So verschieden gehen Deutschland und die Schweiz mit der Strommangellage um
Noch herrscht kein Grund zur Panik. Die Temperaturen sind hoch, die Sonne scheint. Die Schweiz kann ihren Energiebedarf weiterhin mit inländischer Stromproduktion decken.
Kritischer wird es, wenn der Herbst anbricht. Dann können die vorhandenen Produktionskapazitäten die Nachfrage nicht mehr decken. Einerseits, weil mehr Energie benötigt wird. Andererseits, weil die Pegelstände der Flüsse und Stauseen tief sind und weniger davon produzieren.
Sobald die Temperaturen sinken, muss die Schweiz Energie importieren. Etwas mehr als 15 Prozent des Schweizer Energiebedarfs wird mit Gas gedeckt.
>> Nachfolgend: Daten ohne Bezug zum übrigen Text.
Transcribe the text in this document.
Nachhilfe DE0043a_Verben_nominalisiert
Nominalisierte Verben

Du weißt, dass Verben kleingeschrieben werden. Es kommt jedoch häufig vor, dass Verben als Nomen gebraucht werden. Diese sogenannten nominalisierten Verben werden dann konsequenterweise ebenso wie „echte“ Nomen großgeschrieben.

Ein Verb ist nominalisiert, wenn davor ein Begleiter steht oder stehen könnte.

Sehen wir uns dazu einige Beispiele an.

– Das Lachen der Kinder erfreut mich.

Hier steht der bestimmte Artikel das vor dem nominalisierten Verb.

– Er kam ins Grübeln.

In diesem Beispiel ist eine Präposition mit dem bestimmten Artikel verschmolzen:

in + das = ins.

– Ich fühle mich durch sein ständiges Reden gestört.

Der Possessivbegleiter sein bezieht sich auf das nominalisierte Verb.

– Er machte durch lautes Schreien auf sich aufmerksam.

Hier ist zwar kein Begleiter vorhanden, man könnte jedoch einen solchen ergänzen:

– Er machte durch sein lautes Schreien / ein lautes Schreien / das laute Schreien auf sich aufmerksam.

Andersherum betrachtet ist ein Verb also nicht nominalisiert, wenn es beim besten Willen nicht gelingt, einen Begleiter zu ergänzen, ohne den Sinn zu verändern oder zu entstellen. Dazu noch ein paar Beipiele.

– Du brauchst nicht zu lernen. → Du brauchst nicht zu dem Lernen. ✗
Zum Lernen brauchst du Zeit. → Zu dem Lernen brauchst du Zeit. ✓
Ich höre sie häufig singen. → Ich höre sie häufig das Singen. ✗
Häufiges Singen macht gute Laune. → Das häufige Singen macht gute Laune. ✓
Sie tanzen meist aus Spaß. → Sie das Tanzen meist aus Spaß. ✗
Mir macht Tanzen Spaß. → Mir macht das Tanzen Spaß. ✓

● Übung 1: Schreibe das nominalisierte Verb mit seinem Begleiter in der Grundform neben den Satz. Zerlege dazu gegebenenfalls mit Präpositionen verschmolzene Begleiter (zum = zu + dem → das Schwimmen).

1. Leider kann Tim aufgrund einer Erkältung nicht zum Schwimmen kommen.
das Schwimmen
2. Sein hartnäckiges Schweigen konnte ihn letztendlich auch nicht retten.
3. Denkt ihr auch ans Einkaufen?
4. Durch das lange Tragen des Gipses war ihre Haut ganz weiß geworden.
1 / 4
Und dieses wird aus dem Ausland importiert.
Genau diese Gas-Importe sind momentan der Knackpunkt: Russland hat die Gas-Lieferungen auf 20 Prozent reduziert. Deutschland kann seine Speicher für den Winter nicht wie geplant auffüllen. Das hat auch Auswirkungen auf die Schweiz, weil ein Teil dieser Speicher auch hierzulande gebraucht wird.
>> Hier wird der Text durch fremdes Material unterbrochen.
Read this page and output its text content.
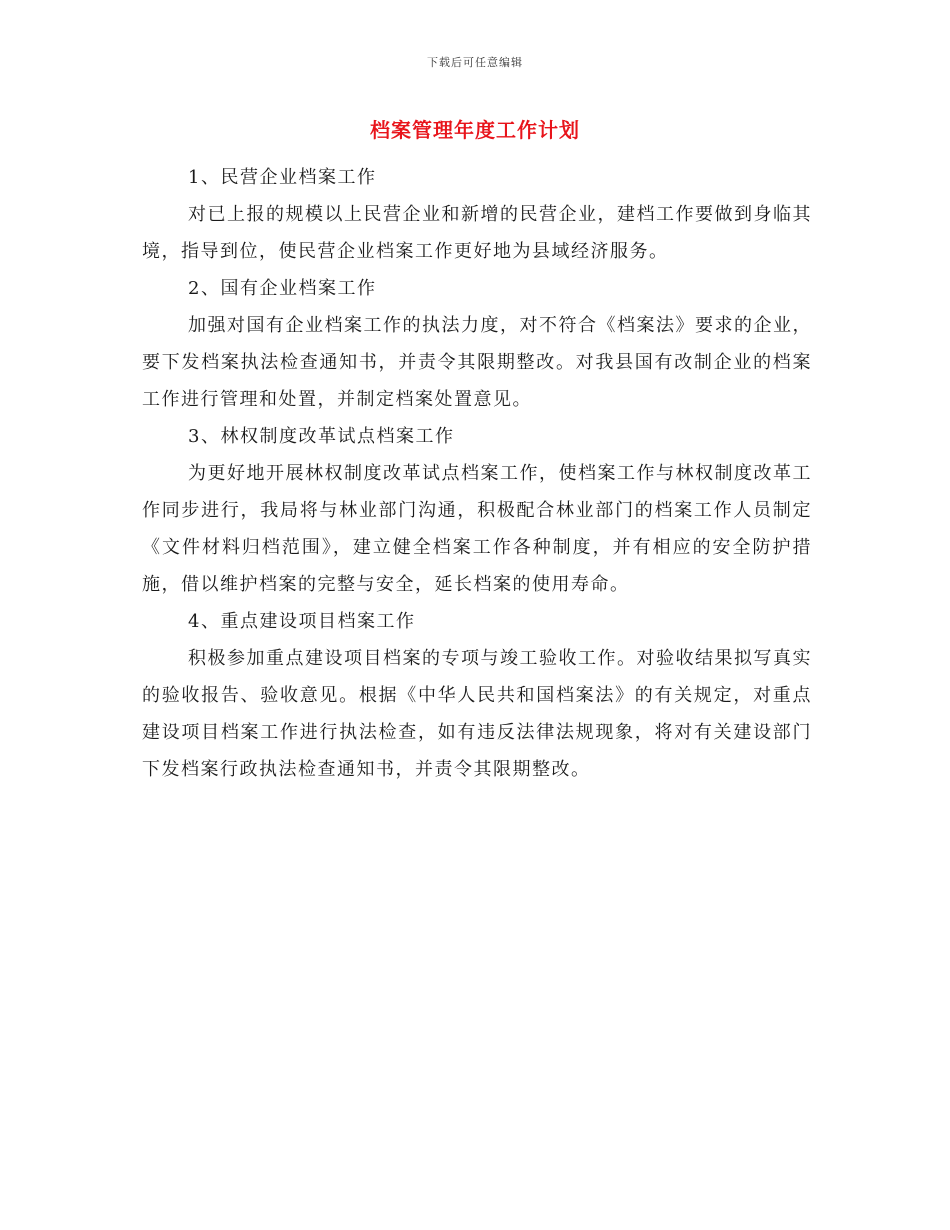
下载后可任意编辑
档案管理年度工作计划

1、民营企业档案工作

对已上报的规模以上民营企业和新增的民营企业，建档工作要做到身临其境，指导到位，使民营企业档案工作更好地为县域经济服务。

2、国有企业档案工作

加强对国有企业档案工作的执法力度，对不符合《档案法》要求的企业，要下发档案执法检查通知书，并责令其限期整改。对我县国有改制企业的档案工作进行管理和处置，并制定档案处置意见。

3、林权制度改革试点档案工作

为更好地开展林权制度改革试点档案工作，使档案工作与林权制度改革工作同步进行，我局将与林业部门沟通，积极配合林业部门的档案工作人员制定《文件材料归档范围》，建立健全档案工作各种制度，并有相应的安全防护措施，借以维护档案的完整与安全，延长档案的使用寿命。

4、重点建设项目档案工作

积极参加重点建设项目档案的专项与竣工验收工作。对验收结果拟写真实的验收报告、验收意见。根据《中华人民共和国档案法》的有关规定，对重点建设项目档案工作进行执法检查，如有违反法律法规现象，将对有关建设部门下发档案行政执法检查通知书，并责令其限期整改。
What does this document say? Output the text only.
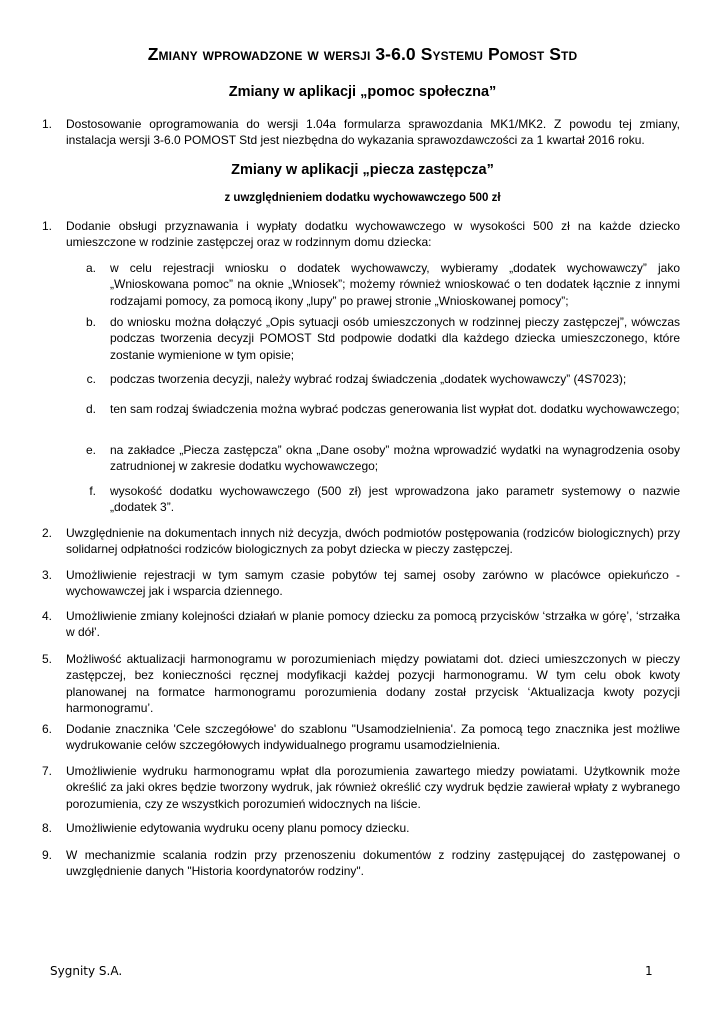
Zmiany wprowadzone w wersji 3-6.0 Systemu Pomost Std
Zmiany w aplikacji „pomoc społeczna”
1. Dostosowanie oprogramowania do wersji 1.04a formularza sprawozdania MK1/MK2. Z powodu tej zmiany, instalacja wersji 3-6.0 POMOST Std jest niezbędna do wykazania sprawozdawczości za 1 kwartał 2016 roku.
Zmiany w aplikacji „piecza zastępcza”
z uwzględnieniem dodatku wychowawczego 500 zł
1. Dodanie obsługi przyznawania i wypłaty dodatku wychowawczego w wysokości 500 zł na każde dziecko umieszczone w rodzinie zastępczej oraz w rodzinnym domu dziecka:
a. w celu rejestracji wniosku o dodatek wychowawczy, wybieramy „dodatek wychowawczy” jako „Wnioskowana pomoc” na oknie „Wniosek”; możemy również wnioskować o ten dodatek łącznie z innymi rodzajami pomocy, za pomocą ikony „lupy” po prawej stronie „Wnioskowanej pomocy”;
b. do wniosku można dołączyć „Opis sytuacji osób umieszczonych w rodzinnej pieczy zastępczej”, wówczas podczas tworzenia decyzji POMOST Std podpowie dodatki dla każdego dziecka umieszczonego, które zostanie wymienione w tym opisie;
c. podczas tworzenia decyzji, należy wybrać rodzaj świadczenia „dodatek wychowawczy” (4S7023);
d. ten sam rodzaj świadczenia można wybrać podczas generowania list wypłat dot. dodatku wychowawczego;
e. na zakładce „Piecza zastępcza” okna „Dane osoby” można wprowadzić wydatki na wynagrodzenia osoby zatrudnionej w zakresie dodatku wychowawczego;
f. wysokość dodatku wychowawczego (500 zł) jest wprowadzona jako parametr systemowy o nazwie „dodatek 3”.
2. Uwzględnienie na dokumentach innych niż decyzja, dwóch podmiotów postępowania (rodziców biologicznych) przy solidarnej odpłatności rodziców biologicznych za pobyt dziecka w pieczy zastępczej.
3. Umożliwienie rejestracji w tym samym czasie pobytów tej samej osoby zarówno w placówce opiekuńczo - wychowawczej jak i wsparcia dziennego.
4. Umożliwienie zmiany kolejności działań w planie pomocy dziecku za pomocą przycisków ‘strzałka w górę’, ‘strzałka w dół’.
5. Możliwość aktualizacji harmonogramu w porozumieniach między powiatami dot. dzieci umieszczonych w pieczy zastępczej, bez konieczności ręcznej modyfikacji każdej pozycji harmonogramu. W tym celu obok kwoty planowanej na formatce harmonogramu porozumienia dodany został przycisk ‘Aktualizacja kwoty pozycji harmonogramu’.
6. Dodanie znacznika 'Cele szczegółowe' do szablonu "Usamodzielnienia'. Za pomocą tego znacznika jest możliwe wydrukowanie celów szczegółowych indywidualnego programu usamodzielnienia.
7. Umożliwienie wydruku harmonogramu wpłat dla porozumienia zawartego miedzy powiatami. Użytkownik może określić za jaki okres będzie tworzony wydruk, jak również określić czy wydruk będzie zawierał wpłaty z wybranego porozumienia, czy ze wszystkich porozumień widocznych na liście.
8. Umożliwienie edytowania wydruku oceny planu pomocy dziecku.
9. W mechanizmie scalania rodzin przy przenoszeniu dokumentów z rodziny zastępującej do zastępowanej o uwzględnienie danych "Historia koordynatorów rodziny".
Sygnity S.A.	1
Anfang August einigten sich die EU-Länder auf einen Gas-Notfallplan. 15 Prozent soll der Durchschnittsverbrauch in den nächsten acht Monaten sinken. Auch die Schweiz plant, ähnlich viel Gas einzusparen, um Engpässe zu vermeiden.
Während die Schweiz dabei auf Freiwilligkeit setzt, ordnete Deutschland für den 1. September konkrete Massnahmen an. Ein Vergleich:
Massnahmen in Deutschland:
Keine Heizung in Gängen und kalte Pools
In Deutschland kam am Mittwoch der Hammerschlag. Die Bundesregierung ordnete den Stromsparmodus an. «Wir stehen vor einer nationalen Kraftanstrengung und es braucht ein starkes Zusammenspiel von Staat, Wirtschaft und Gesellschaft», so der Bundeswirtschaftsminister Robert Habeck.
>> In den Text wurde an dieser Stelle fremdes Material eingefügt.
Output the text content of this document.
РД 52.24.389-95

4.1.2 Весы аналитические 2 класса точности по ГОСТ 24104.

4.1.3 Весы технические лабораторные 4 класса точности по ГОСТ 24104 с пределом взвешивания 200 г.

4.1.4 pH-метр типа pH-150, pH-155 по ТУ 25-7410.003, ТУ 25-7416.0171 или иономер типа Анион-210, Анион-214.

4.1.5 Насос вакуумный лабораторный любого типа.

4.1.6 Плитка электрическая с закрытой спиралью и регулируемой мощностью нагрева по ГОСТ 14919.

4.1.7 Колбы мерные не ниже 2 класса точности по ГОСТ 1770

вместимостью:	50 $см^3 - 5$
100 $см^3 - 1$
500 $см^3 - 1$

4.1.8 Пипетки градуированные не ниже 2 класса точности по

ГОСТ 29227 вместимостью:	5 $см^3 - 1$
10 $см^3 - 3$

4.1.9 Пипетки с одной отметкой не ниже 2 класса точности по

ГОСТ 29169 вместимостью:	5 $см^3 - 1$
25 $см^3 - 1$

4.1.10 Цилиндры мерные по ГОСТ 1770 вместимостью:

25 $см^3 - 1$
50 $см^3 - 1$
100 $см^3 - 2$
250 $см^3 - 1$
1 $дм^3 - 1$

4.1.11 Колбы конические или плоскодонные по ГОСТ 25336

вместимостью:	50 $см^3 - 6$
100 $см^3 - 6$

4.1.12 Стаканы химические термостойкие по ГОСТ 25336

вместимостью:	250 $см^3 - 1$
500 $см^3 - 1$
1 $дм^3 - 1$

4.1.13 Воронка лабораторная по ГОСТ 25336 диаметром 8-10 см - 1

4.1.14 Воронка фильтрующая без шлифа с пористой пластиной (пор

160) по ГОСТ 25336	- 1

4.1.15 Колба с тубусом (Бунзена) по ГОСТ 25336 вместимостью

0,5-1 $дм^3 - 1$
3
Ab dem 1. September bis zum 28. Februar gelten in Deutschland diverse neue Vorschriften:
- Die Beleuchtung von Gebäuden und Denkmälern wird ausgeschaltet.
- Leuchtreklamen müssen von 22 bis 6 Uhr ausgeschaltet werden.
- Ladentüren von Geschäften dürfen zwischen September und Ende Februar nicht mehr dauerhaft offen bleiben.
- Private Pools dürfen nicht mehr mit Gas und Strom geheizt werden.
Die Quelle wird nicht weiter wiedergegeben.